Over the past few years, “clan crime” has become a significant public issue. Politicians and media outlets had long avoided the topic for fear of accusations of xenophobia. For as many as 20 years, members of several large Arab families have earned their livelihood exclusively through social welfare and crimes such as theft, robbery and extortion.
But then the Arab clans started making headlines. In 2010, a group of brothers and cousins robbed a poker tournament at Potsdamer Platz. In 2014, in the middle of the Christmas shopping season, members of a large family known to the police looted a jeweler in the posh department store KaDeWe. That same year, clan members cracked open safe-deposit boxes at a Sparkasse in Berlin-Tempelhof and then blew up the entire bank. Members of a clan are currently standing trial for stealing a 100-kilo gold coin from the Bode Museum in 2017. In 2018, a clan is alleged to have robbed an armored car near Alexanderplatz; several Lebanese nationals are currently in custody for the offense. “
The increased public interest was driven by the criminals’ own insolence,” argues Ralph Ghadban, a Lebanese-born Islamic scholar living in Berlin. “Their arrogance reached such a degree that no one could overlook it. Last year, Ghadban published a bestseller titled Arabische Clans – Die unterschätzte Gefahr (Arab clans – the underrated danger). “If the media covers it,” he says, “it influences policy. Politics reacts, but it’s not proactive.”

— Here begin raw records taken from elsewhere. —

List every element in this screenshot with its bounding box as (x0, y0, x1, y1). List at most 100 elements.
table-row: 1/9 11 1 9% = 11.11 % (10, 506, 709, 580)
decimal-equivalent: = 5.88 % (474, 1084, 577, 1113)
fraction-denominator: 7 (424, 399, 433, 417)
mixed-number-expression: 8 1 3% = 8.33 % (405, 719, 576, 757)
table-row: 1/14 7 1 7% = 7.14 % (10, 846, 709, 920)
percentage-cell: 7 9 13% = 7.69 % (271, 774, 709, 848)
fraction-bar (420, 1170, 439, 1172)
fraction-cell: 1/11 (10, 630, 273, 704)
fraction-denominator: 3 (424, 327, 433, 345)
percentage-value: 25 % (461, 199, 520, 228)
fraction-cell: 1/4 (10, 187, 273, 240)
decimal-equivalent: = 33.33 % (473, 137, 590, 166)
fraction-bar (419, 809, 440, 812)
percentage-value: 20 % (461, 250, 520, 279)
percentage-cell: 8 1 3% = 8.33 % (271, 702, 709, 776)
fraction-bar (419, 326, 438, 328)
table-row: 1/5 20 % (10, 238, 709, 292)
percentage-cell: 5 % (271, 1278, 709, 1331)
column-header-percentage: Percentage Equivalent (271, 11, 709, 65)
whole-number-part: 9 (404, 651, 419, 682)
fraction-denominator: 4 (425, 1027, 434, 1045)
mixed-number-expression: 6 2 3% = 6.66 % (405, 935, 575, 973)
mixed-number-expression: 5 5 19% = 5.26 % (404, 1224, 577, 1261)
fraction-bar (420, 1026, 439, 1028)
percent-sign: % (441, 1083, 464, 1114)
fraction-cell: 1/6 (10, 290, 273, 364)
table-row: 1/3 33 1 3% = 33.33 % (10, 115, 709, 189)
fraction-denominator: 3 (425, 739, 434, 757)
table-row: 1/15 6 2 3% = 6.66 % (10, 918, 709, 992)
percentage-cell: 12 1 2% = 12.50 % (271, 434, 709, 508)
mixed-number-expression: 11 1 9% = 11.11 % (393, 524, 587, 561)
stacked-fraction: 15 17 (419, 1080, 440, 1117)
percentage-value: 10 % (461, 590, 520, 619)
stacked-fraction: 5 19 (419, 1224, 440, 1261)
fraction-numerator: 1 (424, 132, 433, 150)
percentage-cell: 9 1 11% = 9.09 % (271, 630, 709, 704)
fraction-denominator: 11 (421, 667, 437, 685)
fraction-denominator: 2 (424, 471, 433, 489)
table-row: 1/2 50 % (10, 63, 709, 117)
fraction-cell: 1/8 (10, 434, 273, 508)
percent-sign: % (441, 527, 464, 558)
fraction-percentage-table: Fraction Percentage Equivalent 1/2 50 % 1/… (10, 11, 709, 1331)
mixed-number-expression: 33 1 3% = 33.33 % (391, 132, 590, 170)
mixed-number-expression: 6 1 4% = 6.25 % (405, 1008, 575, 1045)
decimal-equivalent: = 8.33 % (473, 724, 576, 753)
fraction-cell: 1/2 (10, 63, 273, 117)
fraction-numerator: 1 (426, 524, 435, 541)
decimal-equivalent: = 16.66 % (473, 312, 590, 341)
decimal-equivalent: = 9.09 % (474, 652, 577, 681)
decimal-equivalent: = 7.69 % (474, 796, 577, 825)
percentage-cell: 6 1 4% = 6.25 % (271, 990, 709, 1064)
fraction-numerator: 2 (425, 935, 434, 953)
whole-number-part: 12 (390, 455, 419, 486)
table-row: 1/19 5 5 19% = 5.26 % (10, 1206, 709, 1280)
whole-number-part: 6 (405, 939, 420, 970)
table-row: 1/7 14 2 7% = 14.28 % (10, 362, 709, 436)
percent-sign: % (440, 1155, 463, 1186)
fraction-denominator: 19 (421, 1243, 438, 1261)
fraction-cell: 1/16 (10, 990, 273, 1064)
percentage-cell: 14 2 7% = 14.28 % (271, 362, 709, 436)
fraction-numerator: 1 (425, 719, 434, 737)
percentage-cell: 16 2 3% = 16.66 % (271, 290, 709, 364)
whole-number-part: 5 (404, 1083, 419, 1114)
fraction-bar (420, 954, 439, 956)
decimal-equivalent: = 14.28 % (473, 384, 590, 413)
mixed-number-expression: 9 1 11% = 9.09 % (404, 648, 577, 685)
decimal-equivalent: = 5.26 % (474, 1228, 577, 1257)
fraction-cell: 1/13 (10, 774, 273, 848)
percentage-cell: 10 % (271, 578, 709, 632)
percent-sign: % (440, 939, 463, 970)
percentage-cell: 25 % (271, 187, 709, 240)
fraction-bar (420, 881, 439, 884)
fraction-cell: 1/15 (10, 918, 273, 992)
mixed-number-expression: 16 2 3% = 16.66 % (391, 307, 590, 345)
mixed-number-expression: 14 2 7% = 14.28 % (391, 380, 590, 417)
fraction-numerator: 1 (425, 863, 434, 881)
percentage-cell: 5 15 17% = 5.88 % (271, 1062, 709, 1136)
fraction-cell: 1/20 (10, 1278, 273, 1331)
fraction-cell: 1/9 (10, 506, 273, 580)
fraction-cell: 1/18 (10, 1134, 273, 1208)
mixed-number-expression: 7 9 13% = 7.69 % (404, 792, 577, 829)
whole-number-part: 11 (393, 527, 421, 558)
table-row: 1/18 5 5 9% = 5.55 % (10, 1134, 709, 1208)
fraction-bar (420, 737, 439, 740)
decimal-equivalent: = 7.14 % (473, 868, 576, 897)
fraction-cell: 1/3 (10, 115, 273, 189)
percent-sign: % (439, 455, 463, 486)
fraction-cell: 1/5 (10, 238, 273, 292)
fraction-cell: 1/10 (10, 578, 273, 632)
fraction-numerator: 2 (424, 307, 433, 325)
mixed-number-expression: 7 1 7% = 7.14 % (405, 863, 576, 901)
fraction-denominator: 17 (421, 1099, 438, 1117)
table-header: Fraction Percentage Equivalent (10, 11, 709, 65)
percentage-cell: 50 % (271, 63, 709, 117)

A dozen clans, each with several hundred members, supply the Berlin police with a constant flow of work. It’s always the same figures committing the same offenses, small and large, with names like Al-Zein, Remmo or Ali-Khan.
Not all members of these families are criminals. But many of them help cover up the dark deeds of their fathers, brothers and cousins. If they are questioned by police or in court, they just can’t seem to remember. Or in the words of mafia expert Sandro Mattioli: “The clans are male associations; there is a vow of secrecy.